Ziębowa pociesza Wójcików, że Emil z pewnością poradzi sobie z chorobą, bo jest młody i silny. Jej zdaniem ich obecność przy Larsonie jest teraz najważniejsza. Jakiś czas później Paweł wspiera brata podczas pierwszej radioterapii. Od lekarza, dowiaduje się, że za kilka godzin będzie mógł zabrać Emila na obiad. W międzyczasie Paweł spotyka się z Mariolą, która widząc jego minę wypytuje go co się stało. Wójcik mówi jej o chorobie brata i o tym, że chciałby, żeby miał on swoje miejsce w jego i Beatki domu. Poruszona jego wyznaniem Mariola deklaruje zaprojektować mieszkanie dla jego brata, którego chętnie pozna. Paweł chwyta wiatr w żagle i słysząc, że pani kierownik nie ma rodziny, od razu organizuje spotkanie, podczas którego okazuje się, że Emil z Mariolą nadają na tych samych falach. Wójcik bardzo się z tego cieszy, ale nie bardzo rozumie, dlaczego jego brat na tapecie w telefonie ma zdjęcie Beaty…
Kasia po obronie swojej pracy planuje zaprosić na małe przyjęcie swoich rodzinę i Zakościelnych. Jednak Darek zdecydowanie nie ma ochoty niczego świętować w obecności macochy, która zdradza jego ojca. Gdy Żbik pojawia się w kancelarii, Zakościelny wręcza mu 30 tysięcy i oznajmia, że wie od Justyny o jego finansowych kłopotach. Zaskoczony Darek tłumaczy, że nie ma długów, ale Andrzej każe mu zatrzymać pieniądze i wyprostować swoje sprawy. Jakiś czas później Żbik żąda, by macocha odkręciła swoją intrygę i stanowczo oznajmia, że nie zamierza dłużej jej chronić. Słysząc to Zakościelna natychmiast zaczyna swoje gierki udając ofiarę i błagając, chwyta Darka za ramiona. Widzi to Tadeusz, który robi im zdjęcie. Justyna czując, że nic nie wskóra prosi Żbika, by oddał jej pieniądze od Andrzeja. Darek jednak stanowczo odmawia.

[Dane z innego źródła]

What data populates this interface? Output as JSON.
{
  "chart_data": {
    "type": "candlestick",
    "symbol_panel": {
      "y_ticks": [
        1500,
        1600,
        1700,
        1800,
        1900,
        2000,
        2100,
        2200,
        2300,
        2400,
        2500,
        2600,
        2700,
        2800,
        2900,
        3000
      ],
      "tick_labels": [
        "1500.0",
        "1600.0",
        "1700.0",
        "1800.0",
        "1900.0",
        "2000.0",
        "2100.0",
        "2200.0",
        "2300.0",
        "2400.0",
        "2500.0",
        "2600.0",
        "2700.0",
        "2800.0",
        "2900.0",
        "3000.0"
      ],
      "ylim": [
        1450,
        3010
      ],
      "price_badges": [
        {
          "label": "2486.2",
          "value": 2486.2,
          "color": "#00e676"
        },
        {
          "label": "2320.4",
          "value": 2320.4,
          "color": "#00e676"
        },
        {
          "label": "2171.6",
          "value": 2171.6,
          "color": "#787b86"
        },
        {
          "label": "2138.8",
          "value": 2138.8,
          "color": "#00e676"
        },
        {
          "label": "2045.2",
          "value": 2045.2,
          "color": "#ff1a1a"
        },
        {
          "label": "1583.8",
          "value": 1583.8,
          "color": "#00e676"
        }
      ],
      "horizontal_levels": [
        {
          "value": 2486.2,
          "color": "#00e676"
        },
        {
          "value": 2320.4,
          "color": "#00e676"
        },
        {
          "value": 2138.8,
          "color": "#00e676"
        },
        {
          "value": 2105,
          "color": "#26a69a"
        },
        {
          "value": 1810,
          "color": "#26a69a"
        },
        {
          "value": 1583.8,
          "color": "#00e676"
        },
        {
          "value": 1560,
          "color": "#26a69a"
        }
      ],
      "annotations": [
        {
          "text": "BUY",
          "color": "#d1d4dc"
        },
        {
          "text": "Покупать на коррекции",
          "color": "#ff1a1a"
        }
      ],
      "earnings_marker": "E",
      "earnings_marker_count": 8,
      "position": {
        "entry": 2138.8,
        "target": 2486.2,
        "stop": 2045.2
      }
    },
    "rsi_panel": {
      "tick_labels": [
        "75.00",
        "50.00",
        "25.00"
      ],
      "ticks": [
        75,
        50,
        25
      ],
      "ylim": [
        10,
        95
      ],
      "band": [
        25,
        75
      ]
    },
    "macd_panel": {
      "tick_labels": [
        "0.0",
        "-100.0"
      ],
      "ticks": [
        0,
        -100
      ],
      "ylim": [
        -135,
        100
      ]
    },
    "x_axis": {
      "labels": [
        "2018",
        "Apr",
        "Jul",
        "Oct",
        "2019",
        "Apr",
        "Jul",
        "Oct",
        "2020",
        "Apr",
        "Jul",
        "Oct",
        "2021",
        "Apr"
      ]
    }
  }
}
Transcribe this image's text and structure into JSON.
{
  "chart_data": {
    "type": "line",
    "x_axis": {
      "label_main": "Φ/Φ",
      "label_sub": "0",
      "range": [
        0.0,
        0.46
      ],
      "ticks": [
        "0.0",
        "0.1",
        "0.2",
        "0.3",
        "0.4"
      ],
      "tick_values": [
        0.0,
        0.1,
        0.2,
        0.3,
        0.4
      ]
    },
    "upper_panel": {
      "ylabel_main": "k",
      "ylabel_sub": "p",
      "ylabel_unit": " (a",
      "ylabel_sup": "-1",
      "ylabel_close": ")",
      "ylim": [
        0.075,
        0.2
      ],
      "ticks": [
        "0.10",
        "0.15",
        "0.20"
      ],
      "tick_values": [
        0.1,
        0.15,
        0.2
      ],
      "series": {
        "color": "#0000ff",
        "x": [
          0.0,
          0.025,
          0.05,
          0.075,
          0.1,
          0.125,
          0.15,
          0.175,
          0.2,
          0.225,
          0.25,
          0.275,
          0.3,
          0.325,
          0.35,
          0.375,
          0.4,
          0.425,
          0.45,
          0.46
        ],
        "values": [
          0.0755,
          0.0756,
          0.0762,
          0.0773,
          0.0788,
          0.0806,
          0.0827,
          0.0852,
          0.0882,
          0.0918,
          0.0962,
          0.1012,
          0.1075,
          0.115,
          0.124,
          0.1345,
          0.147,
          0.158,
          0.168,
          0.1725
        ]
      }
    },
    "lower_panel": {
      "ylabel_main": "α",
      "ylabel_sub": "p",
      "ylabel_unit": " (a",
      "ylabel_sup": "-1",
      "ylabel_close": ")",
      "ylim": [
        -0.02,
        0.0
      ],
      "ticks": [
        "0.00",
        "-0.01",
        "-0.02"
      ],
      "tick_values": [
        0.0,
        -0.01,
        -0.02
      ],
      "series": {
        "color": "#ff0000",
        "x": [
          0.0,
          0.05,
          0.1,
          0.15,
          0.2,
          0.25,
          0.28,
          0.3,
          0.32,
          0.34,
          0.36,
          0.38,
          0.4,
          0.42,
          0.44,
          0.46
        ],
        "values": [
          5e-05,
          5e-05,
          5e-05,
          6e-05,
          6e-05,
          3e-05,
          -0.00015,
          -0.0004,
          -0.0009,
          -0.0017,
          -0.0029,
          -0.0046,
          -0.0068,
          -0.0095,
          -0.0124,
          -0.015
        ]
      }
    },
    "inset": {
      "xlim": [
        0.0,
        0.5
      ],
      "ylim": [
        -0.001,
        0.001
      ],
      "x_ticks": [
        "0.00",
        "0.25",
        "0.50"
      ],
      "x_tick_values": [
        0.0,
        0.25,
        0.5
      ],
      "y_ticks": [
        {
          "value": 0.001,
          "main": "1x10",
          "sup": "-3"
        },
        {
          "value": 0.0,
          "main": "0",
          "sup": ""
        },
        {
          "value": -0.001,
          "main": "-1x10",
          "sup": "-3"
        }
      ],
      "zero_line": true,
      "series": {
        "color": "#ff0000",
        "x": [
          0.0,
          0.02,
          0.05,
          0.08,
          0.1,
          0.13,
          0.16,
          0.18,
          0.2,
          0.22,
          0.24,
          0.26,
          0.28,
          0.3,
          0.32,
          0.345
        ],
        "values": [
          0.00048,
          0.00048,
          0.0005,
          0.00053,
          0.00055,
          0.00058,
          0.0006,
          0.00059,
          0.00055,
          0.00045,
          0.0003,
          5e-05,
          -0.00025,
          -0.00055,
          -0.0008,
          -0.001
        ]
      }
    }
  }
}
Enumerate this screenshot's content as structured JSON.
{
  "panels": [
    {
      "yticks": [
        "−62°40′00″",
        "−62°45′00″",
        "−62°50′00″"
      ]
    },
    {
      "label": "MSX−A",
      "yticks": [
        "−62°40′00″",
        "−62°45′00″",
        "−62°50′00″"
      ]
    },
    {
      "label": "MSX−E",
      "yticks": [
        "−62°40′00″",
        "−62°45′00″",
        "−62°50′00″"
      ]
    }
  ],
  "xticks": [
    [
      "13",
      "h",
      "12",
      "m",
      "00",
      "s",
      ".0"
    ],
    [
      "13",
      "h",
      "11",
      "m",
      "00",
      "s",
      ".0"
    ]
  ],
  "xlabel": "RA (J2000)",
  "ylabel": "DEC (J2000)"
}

Jakiś czas później Tadeusz oznajmia Darkowi i matce, że wie o ich romansie. Obydwoje nie mogą zareagować, bo pojawia się Zakościelny, który cieszy się widząc rodzinę w komplecie. Kiedy Darek wraca do domu Kasia pokazuje mu zdjęcie przysłane przez Tadeusza. Żbik tłumaczy ukochanej zawiłą sytuację i zapowiada, że to jeszcze nie koniec problemów z Justyną i jej kochankiem… Tymek przygląda się, jak Bogdan i Joanna fajnie rozmawiają i zajmują się swoimi dziećmi. W pewnym momencie smutno wyznaje, że jego tata go nie lubi. Bergowie poruszeni jego wyzwaniem, bezskutecznie próbują przekonać go, że nie ma racji. Jakiś czas później ojciec chłopca przywozi Bergom rzeczy dla syna, z którym nawet nie wita się. Przyznaje, że bez Tymka czuje się dużo lepiej. Joanna przejęta jego zachowaniem opowiada o wszystkim mężowi. Bogdana trafia szlag – spotyka się z Jeremimi uświadamia mu, że odrzuca syna, bo jest inny, zamiast go kochać i wspierać. Oburzony mężczyzna jednak nie przyjmuje tej prawdy o sobie…Tymczasem przyjaciel Bogdana kręcąc się po firmie Zuzy zauważa piękną kobietę, która sprawnie manewruje ciężarówką. Szarkowi nogi się uginają. Jakiś czas później, trafiony strzałą Amora, opowiada Bogdanowi o pięknej kobiecie w której się zakochał. Chce wiedzieć kim ona jest. Berg jest zdziwiony, bo wśród kierowców pracujących w firmie Zuzy nie ma żadnej kobiety…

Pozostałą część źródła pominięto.